Where USP stands for “Updated Software and that Processor”

What keeps the iPhone SE in contention are two factors that are not available on anything the competition can offer at its price – its processor and its software. Forget about the price point, no Android phone around can offer the combination of A15 Bionic chip and iOS that the iPhone SE brings to the smartphone table. It is not just a matter of benchmarks or running games and apps smoothly – you can get that from a number of Android devices as well. What makes this combination of software and processor special is the fact that it keeps working smoothly for a considerable amount of time, often for more than half a decade.

If that sounds hard to believe, then do consider that the original iPhone SE, released in 2016, also runs the same version of iOS that is on the iPhone 13 series, and still works very smoothly. What’s more, it is likely to keep receiving updates in the coming days as well, if sources are to be believed. The reason for this is Apple’s excellent combination and control over both software and hardware. This is why most iPhones get updated to new versions of iOS while only a bare handful of Android devices run the latest version. Software might not seem to make a big difference to those who keep switching phones regularly (say every year), but if you are the sort that purchases a phone once every few years, then software performance takes on new importance. And that is a department where the iPhone SE aces the competition. It not only packs in enough power to run whatever you throw at it (you can even edit video on it, if you are comfortable doing so on that tiny and low-resolution display), and does most things reasonably well, but promises to be alive and kicking for at least five years. We cannot say the same about any Android phone, irrespective of their prices.

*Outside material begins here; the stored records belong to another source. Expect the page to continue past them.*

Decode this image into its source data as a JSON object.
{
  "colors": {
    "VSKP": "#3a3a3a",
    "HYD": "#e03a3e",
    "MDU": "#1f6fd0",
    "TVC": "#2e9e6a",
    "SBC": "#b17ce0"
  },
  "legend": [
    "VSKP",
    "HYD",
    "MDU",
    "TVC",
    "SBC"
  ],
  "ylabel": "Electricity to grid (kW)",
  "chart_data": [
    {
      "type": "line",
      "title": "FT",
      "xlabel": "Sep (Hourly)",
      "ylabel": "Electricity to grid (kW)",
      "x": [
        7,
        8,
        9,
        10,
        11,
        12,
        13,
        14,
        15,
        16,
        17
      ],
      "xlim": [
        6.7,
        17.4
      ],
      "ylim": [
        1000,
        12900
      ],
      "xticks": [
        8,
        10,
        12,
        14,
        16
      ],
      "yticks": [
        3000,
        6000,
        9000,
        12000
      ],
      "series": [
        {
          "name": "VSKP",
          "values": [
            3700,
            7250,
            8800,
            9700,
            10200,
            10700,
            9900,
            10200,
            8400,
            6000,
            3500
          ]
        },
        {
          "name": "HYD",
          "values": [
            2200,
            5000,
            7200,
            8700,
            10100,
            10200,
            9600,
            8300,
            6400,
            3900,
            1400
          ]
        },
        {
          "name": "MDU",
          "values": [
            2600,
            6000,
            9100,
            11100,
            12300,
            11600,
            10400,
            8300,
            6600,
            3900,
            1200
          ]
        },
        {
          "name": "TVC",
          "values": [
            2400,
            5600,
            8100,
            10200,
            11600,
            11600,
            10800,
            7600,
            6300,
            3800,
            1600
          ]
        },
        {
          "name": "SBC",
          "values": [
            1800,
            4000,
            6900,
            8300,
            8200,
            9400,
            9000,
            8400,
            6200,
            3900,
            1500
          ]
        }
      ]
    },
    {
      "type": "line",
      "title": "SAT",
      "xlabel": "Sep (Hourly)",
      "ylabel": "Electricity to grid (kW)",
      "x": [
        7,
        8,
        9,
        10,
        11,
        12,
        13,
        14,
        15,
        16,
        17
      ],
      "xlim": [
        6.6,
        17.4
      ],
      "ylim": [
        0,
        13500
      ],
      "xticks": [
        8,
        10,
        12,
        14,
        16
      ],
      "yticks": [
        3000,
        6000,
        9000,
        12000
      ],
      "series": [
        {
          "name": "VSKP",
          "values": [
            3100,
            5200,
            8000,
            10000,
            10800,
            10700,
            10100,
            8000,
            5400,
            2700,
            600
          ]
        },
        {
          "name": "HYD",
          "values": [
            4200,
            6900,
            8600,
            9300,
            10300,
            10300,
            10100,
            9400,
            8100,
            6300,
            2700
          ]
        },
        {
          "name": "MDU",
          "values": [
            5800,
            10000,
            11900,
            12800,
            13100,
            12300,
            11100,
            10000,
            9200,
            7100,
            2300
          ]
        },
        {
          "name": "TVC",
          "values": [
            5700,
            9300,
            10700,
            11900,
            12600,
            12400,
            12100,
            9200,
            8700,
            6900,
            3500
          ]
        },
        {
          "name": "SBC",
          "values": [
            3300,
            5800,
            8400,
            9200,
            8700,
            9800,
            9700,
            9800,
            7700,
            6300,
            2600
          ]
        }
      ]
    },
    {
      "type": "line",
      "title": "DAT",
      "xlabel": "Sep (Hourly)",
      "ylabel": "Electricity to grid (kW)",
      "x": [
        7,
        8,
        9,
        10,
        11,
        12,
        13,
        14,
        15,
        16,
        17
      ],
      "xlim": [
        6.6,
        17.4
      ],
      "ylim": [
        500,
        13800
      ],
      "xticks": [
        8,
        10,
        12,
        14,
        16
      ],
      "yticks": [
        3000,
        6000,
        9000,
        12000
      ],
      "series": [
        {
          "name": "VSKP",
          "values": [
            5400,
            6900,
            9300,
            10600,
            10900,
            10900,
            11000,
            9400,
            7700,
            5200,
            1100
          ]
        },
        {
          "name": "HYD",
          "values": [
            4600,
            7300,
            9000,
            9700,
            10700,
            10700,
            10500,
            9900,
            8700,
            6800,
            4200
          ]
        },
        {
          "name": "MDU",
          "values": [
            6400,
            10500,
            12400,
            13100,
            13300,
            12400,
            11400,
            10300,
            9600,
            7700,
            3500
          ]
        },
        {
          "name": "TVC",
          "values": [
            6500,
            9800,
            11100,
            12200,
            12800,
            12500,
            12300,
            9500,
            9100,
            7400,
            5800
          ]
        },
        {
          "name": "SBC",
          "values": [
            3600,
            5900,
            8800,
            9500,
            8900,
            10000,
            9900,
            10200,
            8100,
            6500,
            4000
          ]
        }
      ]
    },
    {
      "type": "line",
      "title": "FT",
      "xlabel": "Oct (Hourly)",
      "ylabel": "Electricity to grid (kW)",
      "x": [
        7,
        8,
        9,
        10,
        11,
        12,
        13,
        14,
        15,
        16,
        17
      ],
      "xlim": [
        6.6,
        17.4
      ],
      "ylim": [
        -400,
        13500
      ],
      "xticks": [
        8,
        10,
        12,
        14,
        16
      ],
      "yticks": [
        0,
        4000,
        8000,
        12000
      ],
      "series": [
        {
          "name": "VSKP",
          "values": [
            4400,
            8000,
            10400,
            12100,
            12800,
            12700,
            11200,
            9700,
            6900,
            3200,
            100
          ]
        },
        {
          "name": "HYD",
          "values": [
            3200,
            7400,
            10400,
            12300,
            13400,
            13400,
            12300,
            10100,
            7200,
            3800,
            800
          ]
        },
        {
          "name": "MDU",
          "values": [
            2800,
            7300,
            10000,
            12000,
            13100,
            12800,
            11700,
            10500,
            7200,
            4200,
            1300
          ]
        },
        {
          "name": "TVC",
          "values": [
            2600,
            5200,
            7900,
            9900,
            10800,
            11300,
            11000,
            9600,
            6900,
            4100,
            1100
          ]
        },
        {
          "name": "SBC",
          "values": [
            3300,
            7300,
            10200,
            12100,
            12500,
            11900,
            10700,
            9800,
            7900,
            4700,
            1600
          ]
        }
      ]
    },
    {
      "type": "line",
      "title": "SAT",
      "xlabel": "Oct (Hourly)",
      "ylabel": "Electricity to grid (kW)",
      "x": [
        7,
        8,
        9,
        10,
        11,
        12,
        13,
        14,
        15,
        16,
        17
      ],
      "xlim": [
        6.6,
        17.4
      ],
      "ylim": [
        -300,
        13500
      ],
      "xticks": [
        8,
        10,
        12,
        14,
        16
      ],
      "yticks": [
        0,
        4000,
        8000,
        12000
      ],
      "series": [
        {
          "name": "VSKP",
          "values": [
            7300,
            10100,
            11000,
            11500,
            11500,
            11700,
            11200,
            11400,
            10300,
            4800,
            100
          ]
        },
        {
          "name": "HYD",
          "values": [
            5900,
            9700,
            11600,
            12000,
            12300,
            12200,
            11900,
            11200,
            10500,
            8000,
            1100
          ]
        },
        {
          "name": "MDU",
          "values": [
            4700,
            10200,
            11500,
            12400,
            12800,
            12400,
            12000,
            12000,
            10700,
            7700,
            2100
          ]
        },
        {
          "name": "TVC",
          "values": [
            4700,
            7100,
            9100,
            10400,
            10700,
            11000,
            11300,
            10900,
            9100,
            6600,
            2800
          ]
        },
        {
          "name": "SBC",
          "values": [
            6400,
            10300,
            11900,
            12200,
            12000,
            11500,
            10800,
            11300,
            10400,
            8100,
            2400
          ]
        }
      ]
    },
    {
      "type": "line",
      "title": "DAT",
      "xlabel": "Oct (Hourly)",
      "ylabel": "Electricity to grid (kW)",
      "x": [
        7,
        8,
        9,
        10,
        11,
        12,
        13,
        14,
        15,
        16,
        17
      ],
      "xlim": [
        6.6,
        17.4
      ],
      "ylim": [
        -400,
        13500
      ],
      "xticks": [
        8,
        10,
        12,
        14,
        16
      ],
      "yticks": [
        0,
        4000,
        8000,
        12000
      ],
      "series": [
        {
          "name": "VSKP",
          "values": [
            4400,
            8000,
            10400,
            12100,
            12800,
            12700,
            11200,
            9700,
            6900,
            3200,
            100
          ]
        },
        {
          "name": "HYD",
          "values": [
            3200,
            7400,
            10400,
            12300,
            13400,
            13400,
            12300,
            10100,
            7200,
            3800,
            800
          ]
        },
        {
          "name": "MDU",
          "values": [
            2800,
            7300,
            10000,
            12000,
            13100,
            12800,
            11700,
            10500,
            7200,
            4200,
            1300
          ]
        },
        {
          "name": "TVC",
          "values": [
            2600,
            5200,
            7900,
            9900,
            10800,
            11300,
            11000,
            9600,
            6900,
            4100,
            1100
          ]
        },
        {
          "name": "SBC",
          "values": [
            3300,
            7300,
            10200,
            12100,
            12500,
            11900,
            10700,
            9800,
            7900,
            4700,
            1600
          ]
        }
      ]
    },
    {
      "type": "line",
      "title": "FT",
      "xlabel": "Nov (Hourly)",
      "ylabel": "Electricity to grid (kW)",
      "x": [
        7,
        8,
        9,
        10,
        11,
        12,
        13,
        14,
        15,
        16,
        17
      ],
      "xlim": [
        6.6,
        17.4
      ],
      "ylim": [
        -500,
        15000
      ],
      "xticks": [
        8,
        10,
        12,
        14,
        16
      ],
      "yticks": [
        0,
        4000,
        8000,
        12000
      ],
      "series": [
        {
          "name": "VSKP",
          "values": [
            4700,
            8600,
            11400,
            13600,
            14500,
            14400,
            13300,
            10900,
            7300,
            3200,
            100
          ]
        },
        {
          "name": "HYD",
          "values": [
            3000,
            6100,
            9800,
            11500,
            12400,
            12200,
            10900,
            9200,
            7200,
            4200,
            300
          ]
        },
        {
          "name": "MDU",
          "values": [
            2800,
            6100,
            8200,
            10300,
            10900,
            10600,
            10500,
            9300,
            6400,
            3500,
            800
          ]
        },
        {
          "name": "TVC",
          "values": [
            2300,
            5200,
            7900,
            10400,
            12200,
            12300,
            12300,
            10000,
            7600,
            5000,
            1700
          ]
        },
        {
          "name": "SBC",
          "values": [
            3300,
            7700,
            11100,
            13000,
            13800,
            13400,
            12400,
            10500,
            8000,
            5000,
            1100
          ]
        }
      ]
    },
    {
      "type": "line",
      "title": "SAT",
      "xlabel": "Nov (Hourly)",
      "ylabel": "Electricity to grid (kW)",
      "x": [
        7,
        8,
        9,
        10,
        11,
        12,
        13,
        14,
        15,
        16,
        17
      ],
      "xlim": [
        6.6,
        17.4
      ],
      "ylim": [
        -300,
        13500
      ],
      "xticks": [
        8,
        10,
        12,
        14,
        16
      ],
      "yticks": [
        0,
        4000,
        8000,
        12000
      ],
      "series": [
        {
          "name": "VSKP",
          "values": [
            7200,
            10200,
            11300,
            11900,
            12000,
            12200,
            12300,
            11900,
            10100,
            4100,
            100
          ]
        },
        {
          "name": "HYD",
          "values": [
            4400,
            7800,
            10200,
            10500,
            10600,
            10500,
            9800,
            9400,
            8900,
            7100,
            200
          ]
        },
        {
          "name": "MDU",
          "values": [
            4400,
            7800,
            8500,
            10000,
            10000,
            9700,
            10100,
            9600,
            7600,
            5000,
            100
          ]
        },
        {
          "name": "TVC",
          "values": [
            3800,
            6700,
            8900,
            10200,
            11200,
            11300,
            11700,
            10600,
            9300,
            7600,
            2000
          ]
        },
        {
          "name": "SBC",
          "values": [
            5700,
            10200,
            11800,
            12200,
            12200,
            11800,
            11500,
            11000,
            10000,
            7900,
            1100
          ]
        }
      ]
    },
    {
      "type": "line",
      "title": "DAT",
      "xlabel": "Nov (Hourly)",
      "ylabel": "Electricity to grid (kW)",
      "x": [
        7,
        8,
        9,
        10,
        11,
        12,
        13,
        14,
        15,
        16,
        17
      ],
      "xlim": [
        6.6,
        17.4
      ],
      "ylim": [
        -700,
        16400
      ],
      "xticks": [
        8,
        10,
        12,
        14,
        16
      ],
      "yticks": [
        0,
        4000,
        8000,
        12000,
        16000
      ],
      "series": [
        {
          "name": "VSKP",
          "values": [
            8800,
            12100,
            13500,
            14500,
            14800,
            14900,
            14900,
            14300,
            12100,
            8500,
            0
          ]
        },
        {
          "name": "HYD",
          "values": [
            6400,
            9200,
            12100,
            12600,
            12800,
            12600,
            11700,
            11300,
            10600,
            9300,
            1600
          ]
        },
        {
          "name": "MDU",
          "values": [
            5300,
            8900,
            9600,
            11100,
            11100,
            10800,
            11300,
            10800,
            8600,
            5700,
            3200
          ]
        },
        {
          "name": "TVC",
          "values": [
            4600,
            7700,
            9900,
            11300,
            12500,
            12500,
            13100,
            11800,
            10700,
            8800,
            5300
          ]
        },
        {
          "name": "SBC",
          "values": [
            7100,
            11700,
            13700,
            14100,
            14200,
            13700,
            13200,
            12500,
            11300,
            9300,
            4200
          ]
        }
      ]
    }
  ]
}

It is this long-term appeal that places the iPhone SE in the list of phones you should be considering if you have a budget of around Rs 45,000. It is not a phone to show off, its dated design kills its vanity value and most of its specs are hardly boast-worthy. But unlike most of its competitors, it is likely to be still ticking along smoothly for five years down the line, running the same software that you see on the iPhone 18 (or whatever Apple chooses to call the iPhone that year). If you are in the market for a phone that looks spectacular in terms of both design and specs, the iPhone SE is unlikely to make the cut, but if you want a compact phone that might look from another age, but refuses to act aged, this is the phone for you.